Chacun a pu, également, en petit ou plus grand groupe, effectuer promenades, visites d’expositions ou de musées, selon son envie. Ceci avec le soutien du responsable du jour et des copains complices. Une forme d’heureuse liberté, dans le cadre d’une parfaite organisation.
Nous avons eu l’impression d’un pays miniature. Nous avons été frappés par l’architecture et la tenue irréprochable des villages et des exploitations agricoles. La propreté est remarquable !
Voici quelques éléments qui nous ont rendu la vie belle :
- Appenzell – Ville - (Capitale à taille humaine, dans laquelle il est impossible de ne pas rencontrer des amis)
- Appenzeller – Fromage (presque aussi bon que le gruyère)
- Appenzeller -Bier (indispensable après une course réussie)
- Appenzeller Alpenbitter 29% (excellent remède et solide apéritif)
- Appenzeller Hund (chien réputé pour sa voix et son mordant)
- Appenzeller Bahn (parfait pour nos promenades)
- Appenzeller Biberli (consulter Charly)
J’aimerais cependant mentionner quelques points négatifs :
- Les habitants sont sympas, mais leur patois est incompréhensible quand ils ne veulent pas être compris.
- Impossible de trouver des pizzas, des kebabs, ainsi que des rouleaux de printemps durant tout notre séjour. Quelle privation !

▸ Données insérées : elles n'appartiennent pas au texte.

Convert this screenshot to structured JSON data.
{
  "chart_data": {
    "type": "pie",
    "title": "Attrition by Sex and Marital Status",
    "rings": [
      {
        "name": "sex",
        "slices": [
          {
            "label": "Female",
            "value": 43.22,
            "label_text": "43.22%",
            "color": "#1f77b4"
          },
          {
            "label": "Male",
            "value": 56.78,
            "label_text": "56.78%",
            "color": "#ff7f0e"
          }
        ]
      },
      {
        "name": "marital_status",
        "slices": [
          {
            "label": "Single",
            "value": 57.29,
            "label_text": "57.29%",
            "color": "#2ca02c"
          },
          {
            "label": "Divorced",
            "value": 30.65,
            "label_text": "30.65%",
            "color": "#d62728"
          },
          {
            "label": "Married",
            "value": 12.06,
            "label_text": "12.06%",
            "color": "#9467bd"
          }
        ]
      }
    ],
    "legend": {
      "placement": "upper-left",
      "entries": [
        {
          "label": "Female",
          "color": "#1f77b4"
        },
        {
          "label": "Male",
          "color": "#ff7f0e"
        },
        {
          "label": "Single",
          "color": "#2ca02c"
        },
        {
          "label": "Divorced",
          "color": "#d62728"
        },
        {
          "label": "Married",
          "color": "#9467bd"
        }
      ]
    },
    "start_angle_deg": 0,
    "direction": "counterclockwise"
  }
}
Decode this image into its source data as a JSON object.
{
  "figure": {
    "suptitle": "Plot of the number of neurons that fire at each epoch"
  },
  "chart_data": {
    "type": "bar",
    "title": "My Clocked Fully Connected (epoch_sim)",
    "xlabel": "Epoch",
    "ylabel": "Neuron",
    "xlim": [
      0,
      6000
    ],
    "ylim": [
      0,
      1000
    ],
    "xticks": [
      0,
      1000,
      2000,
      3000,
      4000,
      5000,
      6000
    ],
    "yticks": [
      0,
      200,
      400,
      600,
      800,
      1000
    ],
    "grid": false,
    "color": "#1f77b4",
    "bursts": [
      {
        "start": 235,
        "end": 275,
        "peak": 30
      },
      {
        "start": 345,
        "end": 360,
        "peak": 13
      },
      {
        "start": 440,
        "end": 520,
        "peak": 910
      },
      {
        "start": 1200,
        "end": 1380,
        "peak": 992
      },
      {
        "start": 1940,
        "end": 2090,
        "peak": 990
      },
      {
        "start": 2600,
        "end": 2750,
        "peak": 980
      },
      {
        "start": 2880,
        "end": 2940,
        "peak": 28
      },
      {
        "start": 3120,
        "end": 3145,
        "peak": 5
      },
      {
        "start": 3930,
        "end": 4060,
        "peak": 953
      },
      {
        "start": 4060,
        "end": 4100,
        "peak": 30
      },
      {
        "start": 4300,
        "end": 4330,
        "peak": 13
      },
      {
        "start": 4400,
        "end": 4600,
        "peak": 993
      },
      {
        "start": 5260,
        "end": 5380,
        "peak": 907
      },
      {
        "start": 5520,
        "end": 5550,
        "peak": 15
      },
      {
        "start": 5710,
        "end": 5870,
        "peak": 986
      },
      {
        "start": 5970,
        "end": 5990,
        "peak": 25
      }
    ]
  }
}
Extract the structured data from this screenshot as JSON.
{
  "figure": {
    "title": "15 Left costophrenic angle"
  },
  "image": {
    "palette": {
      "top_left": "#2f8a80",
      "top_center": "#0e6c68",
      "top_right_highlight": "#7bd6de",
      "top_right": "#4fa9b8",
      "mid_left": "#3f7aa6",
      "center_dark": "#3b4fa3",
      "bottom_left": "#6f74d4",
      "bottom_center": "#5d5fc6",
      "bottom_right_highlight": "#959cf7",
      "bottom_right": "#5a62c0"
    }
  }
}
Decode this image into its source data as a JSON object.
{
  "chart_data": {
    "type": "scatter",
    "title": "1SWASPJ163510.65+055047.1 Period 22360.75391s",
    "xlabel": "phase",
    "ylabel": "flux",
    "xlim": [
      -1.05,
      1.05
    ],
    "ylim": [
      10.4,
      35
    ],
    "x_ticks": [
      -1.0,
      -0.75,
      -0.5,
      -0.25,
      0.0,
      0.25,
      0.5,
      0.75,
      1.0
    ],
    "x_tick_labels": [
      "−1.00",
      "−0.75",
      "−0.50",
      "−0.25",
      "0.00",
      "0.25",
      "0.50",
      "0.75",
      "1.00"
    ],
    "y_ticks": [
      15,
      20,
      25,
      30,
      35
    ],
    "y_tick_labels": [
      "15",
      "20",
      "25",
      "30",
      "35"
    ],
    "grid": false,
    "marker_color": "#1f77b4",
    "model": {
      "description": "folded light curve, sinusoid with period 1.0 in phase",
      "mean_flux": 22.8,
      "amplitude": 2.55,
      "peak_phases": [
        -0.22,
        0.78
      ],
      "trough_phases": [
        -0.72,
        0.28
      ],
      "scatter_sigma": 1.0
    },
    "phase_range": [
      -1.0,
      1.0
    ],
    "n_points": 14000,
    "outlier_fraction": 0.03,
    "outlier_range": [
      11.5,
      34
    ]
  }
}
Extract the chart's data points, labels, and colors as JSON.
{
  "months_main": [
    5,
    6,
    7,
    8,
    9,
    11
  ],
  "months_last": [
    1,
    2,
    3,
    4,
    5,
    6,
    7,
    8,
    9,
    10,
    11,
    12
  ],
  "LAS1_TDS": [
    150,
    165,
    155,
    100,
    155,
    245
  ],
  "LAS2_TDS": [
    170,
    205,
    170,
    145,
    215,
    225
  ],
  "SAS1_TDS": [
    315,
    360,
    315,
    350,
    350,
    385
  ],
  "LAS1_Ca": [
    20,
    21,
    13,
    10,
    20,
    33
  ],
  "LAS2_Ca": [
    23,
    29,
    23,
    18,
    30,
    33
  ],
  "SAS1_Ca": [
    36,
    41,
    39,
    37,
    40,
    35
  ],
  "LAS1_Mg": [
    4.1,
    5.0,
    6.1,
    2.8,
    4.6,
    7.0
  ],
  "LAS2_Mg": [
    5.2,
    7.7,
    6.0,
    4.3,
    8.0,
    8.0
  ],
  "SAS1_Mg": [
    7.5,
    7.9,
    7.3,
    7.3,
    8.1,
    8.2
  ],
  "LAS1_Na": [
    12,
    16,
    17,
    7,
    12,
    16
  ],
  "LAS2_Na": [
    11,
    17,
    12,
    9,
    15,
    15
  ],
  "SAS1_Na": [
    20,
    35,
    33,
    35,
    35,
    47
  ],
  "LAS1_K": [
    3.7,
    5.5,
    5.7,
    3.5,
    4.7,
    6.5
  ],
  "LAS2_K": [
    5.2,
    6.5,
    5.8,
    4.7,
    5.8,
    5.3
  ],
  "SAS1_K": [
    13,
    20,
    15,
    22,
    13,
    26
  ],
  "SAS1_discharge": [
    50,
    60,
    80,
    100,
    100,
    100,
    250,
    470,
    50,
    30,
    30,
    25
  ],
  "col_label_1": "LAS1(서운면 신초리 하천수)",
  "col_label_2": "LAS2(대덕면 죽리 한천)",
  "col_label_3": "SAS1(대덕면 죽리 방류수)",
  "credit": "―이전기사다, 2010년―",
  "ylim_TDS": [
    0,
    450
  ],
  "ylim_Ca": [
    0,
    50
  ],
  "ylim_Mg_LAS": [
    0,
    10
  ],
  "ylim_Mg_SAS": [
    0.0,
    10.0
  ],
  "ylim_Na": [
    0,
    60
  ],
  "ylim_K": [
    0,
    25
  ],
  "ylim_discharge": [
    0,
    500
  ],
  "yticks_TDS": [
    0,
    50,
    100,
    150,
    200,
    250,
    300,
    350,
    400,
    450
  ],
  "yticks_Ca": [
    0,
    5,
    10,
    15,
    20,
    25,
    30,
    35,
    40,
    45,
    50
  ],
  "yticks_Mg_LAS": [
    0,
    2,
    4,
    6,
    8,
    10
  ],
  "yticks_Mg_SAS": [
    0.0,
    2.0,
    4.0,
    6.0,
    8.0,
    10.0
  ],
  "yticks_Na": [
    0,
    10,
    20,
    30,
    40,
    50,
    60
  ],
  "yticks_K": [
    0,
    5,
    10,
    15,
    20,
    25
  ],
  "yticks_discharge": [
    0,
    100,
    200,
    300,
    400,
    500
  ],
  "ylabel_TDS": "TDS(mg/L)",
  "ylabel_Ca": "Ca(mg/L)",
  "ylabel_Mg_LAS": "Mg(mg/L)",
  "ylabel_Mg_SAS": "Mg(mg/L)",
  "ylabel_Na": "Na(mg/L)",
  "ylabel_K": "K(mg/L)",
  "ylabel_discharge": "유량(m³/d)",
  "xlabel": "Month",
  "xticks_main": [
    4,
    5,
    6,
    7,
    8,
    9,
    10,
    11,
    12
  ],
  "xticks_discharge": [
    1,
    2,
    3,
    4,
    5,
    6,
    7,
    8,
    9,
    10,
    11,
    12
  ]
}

Les organisateurs ont effectué un travail remarquable, digne des meilleurs professionnels. Notre groupe a particulièrement apprécié le mélange des excursions et animations culturelles de grande qualité. A mentionner, un concert d’un trio Appenzellois avec violon, contrebasse et hackbrett, absolument magnifique. Un autre point fort, c’est l’intervention journalière de Balzac et de Proust dans l’univers des vétérans !
Au nom des participants moins performants physiquement, j’aimerais dire notre reconnaissance aux organisateurs et aux participants qui se sont dévoués pour permettre à tous, sans exception, de profiter d’une semaine exceptionnelle. Merçi !
Edouard
Photo Philippe Eckert
Es ganz fescht Dankeschööön em Pierreli und em Jean-Luugeli !!!!